You don’t know shit about pressure until you’re the only Black person on the dance floor while white people clap & form a circle around you.
Sure, I want to find that perfect for me relationship, but experience has taught me it’s probably cupcakes.
Heard a rival dad in the neighborhood was handing out full size candy bars so now every trick-or-treater that comes to my door is getting an entire rotisserie chicken.
DISNEY EXEC: So we’re going to remake 101 Dalmatians
ME: *hand shoots up*
EXEC: NOT with velociraptors
ME: *hand drops down*
*watching horror movie where young couple moves into new house & scary things happen* This is unrealistic they could never afford this house
Secret Santa is very disappointing if you’re self-employed.
Listen, you should really give your mother a call. She’s concerned that “the haters” in her Zumba class are organizing and gaining power.
just can’t imagine being this mad at a pond
We know he can swim but…
My kid said if I don’t stop calling it ‘Instantgram’ that he won’t talk to me for the entire Summer. So I’m going to start saying ‘The Facebook’ as well, just to be sure.
I’m embedded with a mall-walking group. Tomorrow, we’re splitting a Cinnabon eight ways.
Guy In France: yes may I please have an order of Here Fries
Led Zeppelin’s “In My Time Of Dying” is my favorite song about a man with a touch of a cold.
Around a third (42%) of parenting is pretending you understand your child’s homework
I’m fat, but not accidentally give birth in the Walmart bathroom because I didn’t know I was pregnant, fat.
[me, first day on a farm] I’ve been milking this horse for 20 minutes now and he seems to be enjoying it
Boss: why’d you leave early?
Me: you said cease the day
Boss: yes I said seize the day
Me:
Boss:
The Revenant bear attack scene only it’s me trying to get out of volunteering at my kid’s school.
date: I love a man who’s self aware
me: I’m honestly below average looking and pretty boring
date: *gets super turned on*
Accidentally used my kids’ toothpaste this morning & now I can’t stop asking “why” every time my wife speaks to me
Relationship status: I shout “PIZZA’S HERE” so the delivery guy doesn’t think I’m eating two pizzas by myself.

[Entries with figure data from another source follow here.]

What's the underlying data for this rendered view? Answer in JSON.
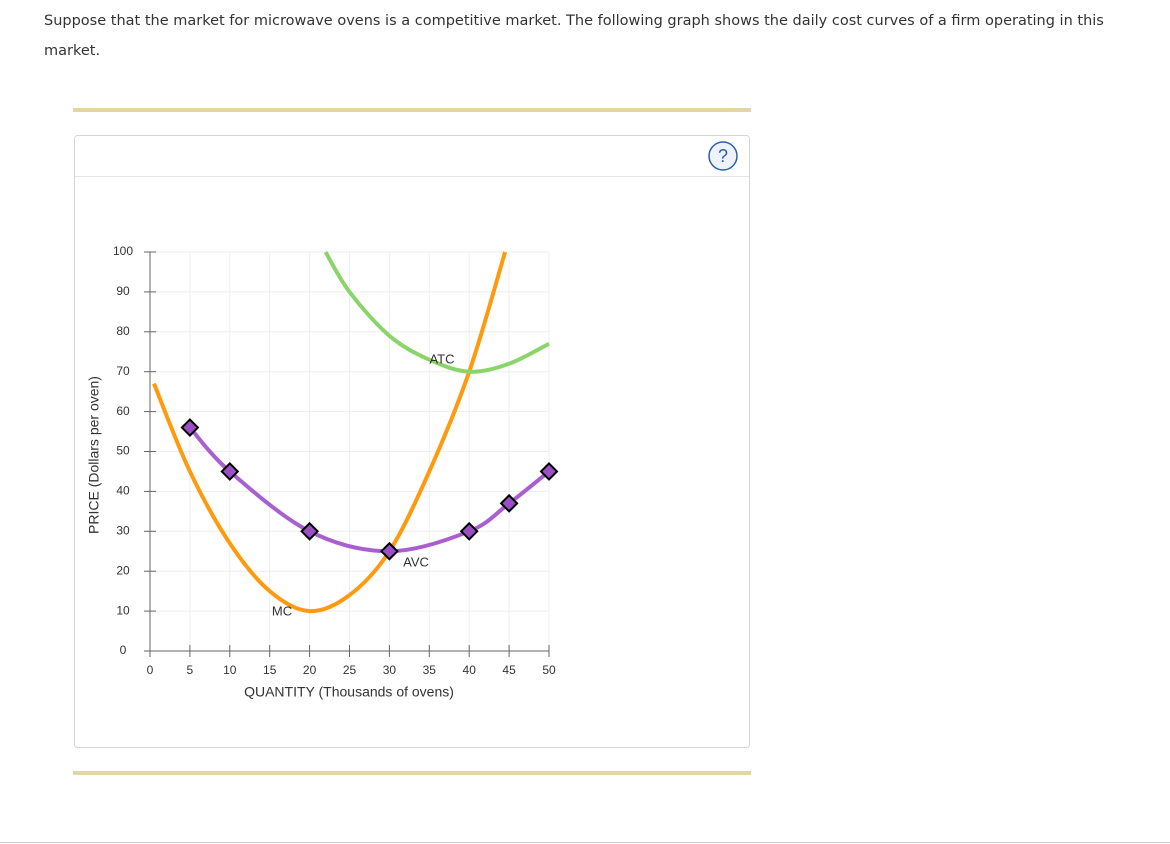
{
  "question": "Suppose that the market for microwave ovens is a competitive market. The following graph shows the daily cost curves of a firm operating in this market.",
  "chart_data": {
    "type": "line",
    "xlabel": "QUANTITY (Thousands of ovens)",
    "ylabel": "PRICE (Dollars per oven)",
    "xlim": [
      0,
      50
    ],
    "ylim": [
      0,
      100
    ],
    "xticks": [
      0,
      5,
      10,
      15,
      20,
      25,
      30,
      35,
      40,
      45,
      50
    ],
    "yticks": [
      0,
      10,
      20,
      30,
      40,
      50,
      60,
      70,
      80,
      90,
      100
    ],
    "grid": true,
    "series": [
      {
        "name": "MC",
        "color": "#ff9a0f",
        "x": [
          0.5,
          5,
          10,
          15,
          20,
          25,
          30,
          35,
          40,
          44.5
        ],
        "values": [
          67,
          45,
          27,
          15,
          10,
          14,
          25,
          45,
          70,
          100
        ]
      },
      {
        "name": "AVC",
        "color": "#a95fd0",
        "marker": "diamond",
        "x": [
          5,
          10,
          20,
          30,
          40,
          45,
          50
        ],
        "values": [
          56,
          45,
          30,
          25,
          30,
          37,
          45
        ]
      },
      {
        "name": "ATC",
        "color": "#8ad46a",
        "x": [
          22,
          25,
          30,
          35,
          40,
          45,
          50
        ],
        "values": [
          100,
          90,
          79,
          73,
          70,
          72,
          77
        ]
      }
    ]
  }
}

Meteorologist: According to our facts, we’ll have a longer winter-
People: LET THE GROUNDHOG DECIDE
Meterologist: But science
People: NO
Good cop: we found her body in the river
Cop who doesn’t want people knowing he can’t swim: I was sick that day otherwise I’d have found it
*3.5 thank you very much.
[At the police station]
Cop: can you describe the incident with this *checks notes* this Jabberwocky? Start from the beginning
Me: Twas brillig, and the slithy toves Did gyre and gimble in the wabe; All mimsy were the borogoves, And the mome raths outgrabe
Cop: okay what
I asked my son if he wanted his sandwich on toast for lunch, and he said, “I’ll make it myself because you and the toaster aren’t friends.”